The Ten Commandments/Prohibited Weapons, 2005
“The Ten Commandments/Prohibited Weapons” is a suite of ten giclee prints, 44”x22”, embellished with 23.5k gold leaf: illuminated Hebrew manuscripts. They show the full Hebrew text of the Ten Commandments combined with photographic imagery showing palms of hands, floral tapestries and weapons prohibited by the Canadian criminal code: snub nosed pistols, switchblades and butterfly knives. The law is juxtaposed with imagery suggesting its most grave consequence, namely violence – as well as destiny and comfort.

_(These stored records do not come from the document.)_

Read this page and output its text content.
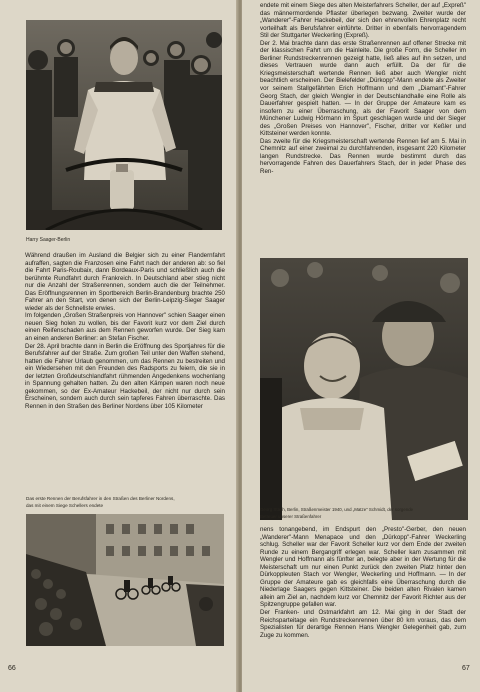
Harry Saager-Berlin

Während draußen im Ausland die Belgier sich zu einer Flandernfahrt aufraffen, sagten die Franzosen eine Fahrt nach der anderen ab: so fiel die Fahrt Paris-Roubaix, dann Bordeaux-Paris und schließlich auch die berühmte Rundfahrt durch Frankreich. In Deutschland aber stieg nicht nur die Anzahl der Straßenrennen, sondern auch die der Teilnehmer. Das Eröffnungsrennen im Sportbereich Berlin-Brandenburg brachte 250 Fahrer an den Start, von denen sich der Berlin-Leipzig-Sieger Saager wieder als der Schnellste erwies.

Im folgenden „Großen Straßenpreis von Hannover" schien Saager einen neuen Sieg holen zu wollen, bis der Favorit kurz vor dem Ziel durch einen Reifenschaden aus dem Rennen geworfen wurde. Der Sieg kam an einen anderen Berliner: an Stefan Fischer.

Der 28. April brachte dann in Berlin die Eröffnung des Sportjahres für die Berufsfahrer auf der Straße. Zum großen Teil unter den Waffen stehend, hatten die Fahrer Urlaub genommen, um das Rennen zu bestreiten und ein Wiedersehen mit den Freunden des Radsports zu feiern, die sie in der letzten Großdeutschlandfahrt rühmenden Angedenkens wochenlang in Spannung gehalten hatten. Zu den alten Kämpen waren noch neue gekommen, so der Ex-Amateur Hackebeil, der nicht nur durch sein Erscheinen, sondern auch durch sein tapferes Fahren überraschte. Das Rennen in den Straßen des Berliner Nordens über 105 Kilometer

Das erste Rennen der Berufsfahrer in den Straßen des Berliner Nordens,
das mit einem Siege Schellers endete
66

endete mit einem Siege des alten Meisterfahrers Scheller, der auf „Expreß" das männermordende Pflaster überlegen bezwang. Zweiter wurde der „Wanderer"-Fahrer Hackebeil, der sich den ehrenvollen Ehrenplatz recht vorteilhaft als Berufsfahrer einführte. Dritter in ebenfalls hervorragendem Stil der Stuttgarter Weckerling (Expreß).

Der 2. Mai brachte dann das erste Straßenrennen auf offener Strecke mit der klassischen Fahrt um die Hainleite. Die große Form, die Scheller im Berliner Rundstreckenrennen gezeigt hatte, ließ alles auf ihn setzen, und dieses Vertrauen wurde dann auch erfüllt. Da der für die Kriegsmeisterschaft wertende Rennen ließ aber auch Wengler nicht beachtlich erscheinen. Der Bielefelder „Dürkopp"-Mann endete als Zweiter vor seinem Stallgefährten Erich Hoffmann und dem „Diamant"-Fahrer Georg Stach, der gleich Wengler in der Deutschlandhalle eine Rolle als Dauerfahrer gespielt hatten. — In der Gruppe der Amateure kam es insofern zu einer Überraschung, als der Favorit Saager von dem Münchener Ludwig Hörmann im Spurt geschlagen wurde und der Sieger des „Großen Preises von Hannover", Fischer, dritter vor Keßler und Kittsteiner werden konnte.

Das zweite für die Kriegsmeisterschaft wertende Rennen lief am 5. Mai in Chemnitz auf einer zweimal zu durchfahrenden, insgesamt 220 Kilometer langen Rundstrecke. Das Rennen wurde bestimmt durch das hervorragende Fahren des Dauerfahrers Stach, der in jeder Phase des Ren-

Georg Stach, Berlin, Straßenmeister 1940, und „Matze" Schmidt, der sorgende
Betreuer unserer Straßenfahrer

nens tonangebend, im Endspurt den „Presto"-Gerber, den neuen „Wanderer"-Mann Menapace und den „Dürkopp"-Fahrer Weckerling schlug. Scheller war der Favorit Scheller kurz vor dem Ende der zweiten Runde zu einem Bergangriff erlegen war. Scheller kam zusammen mit Wengler und Hoffmann als fünfter an, belegte aber in der Wertung für die Meisterschaft um nur einen Punkt zurück den zweiten Platz hinter den Dürkoppleuten Stach vor Wengler, Weckerling und Hoffmann. — In der Gruppe der Amateure gab es gleichfalls eine Überraschung durch die Niederlage Saagers gegen Kittsteiner. Die beiden alten Rivalen kamen allein am Ziel an, nachdem kurz vor Chemnitz der Favorit Richter aus der Spitzengruppe gefallen war.

Der Franken- und Ostmarkfahrt am 12. Mai ging in der Stadt der Reichsparteitage ein Rundstreckenrennen über 80 km voraus, das dem Spezialisten für derartige Rennen Hans Wengler Gelegenheit gab, zum Zuge zu kommen.

67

Small images inset at the bottom of the first and tenth commandments show a thistle and a flaming sword; both are Biblical symbols of banishment from the Garden of Eden, symbols of the mythical confounding of language and fall from the state of grace.
A given idiom will not always, or perhaps ever, convey the same thing to any two individuals. The illusion of denotation that is essential to language determines that both the possibility and the impossibility of justice are mitigated because there can be no justice without law yet no law will always be just. Each of us who has been exposed to any law, has to decide according to circumstances whether or not to abide. Free will is thrust upon us.
Each of the first five commandments, which represent transgressions against God, is paired with one of the latter five commandments, which represent transgressions against others. The prints are presented with translation into English modified from that of the Jewish Publication Society.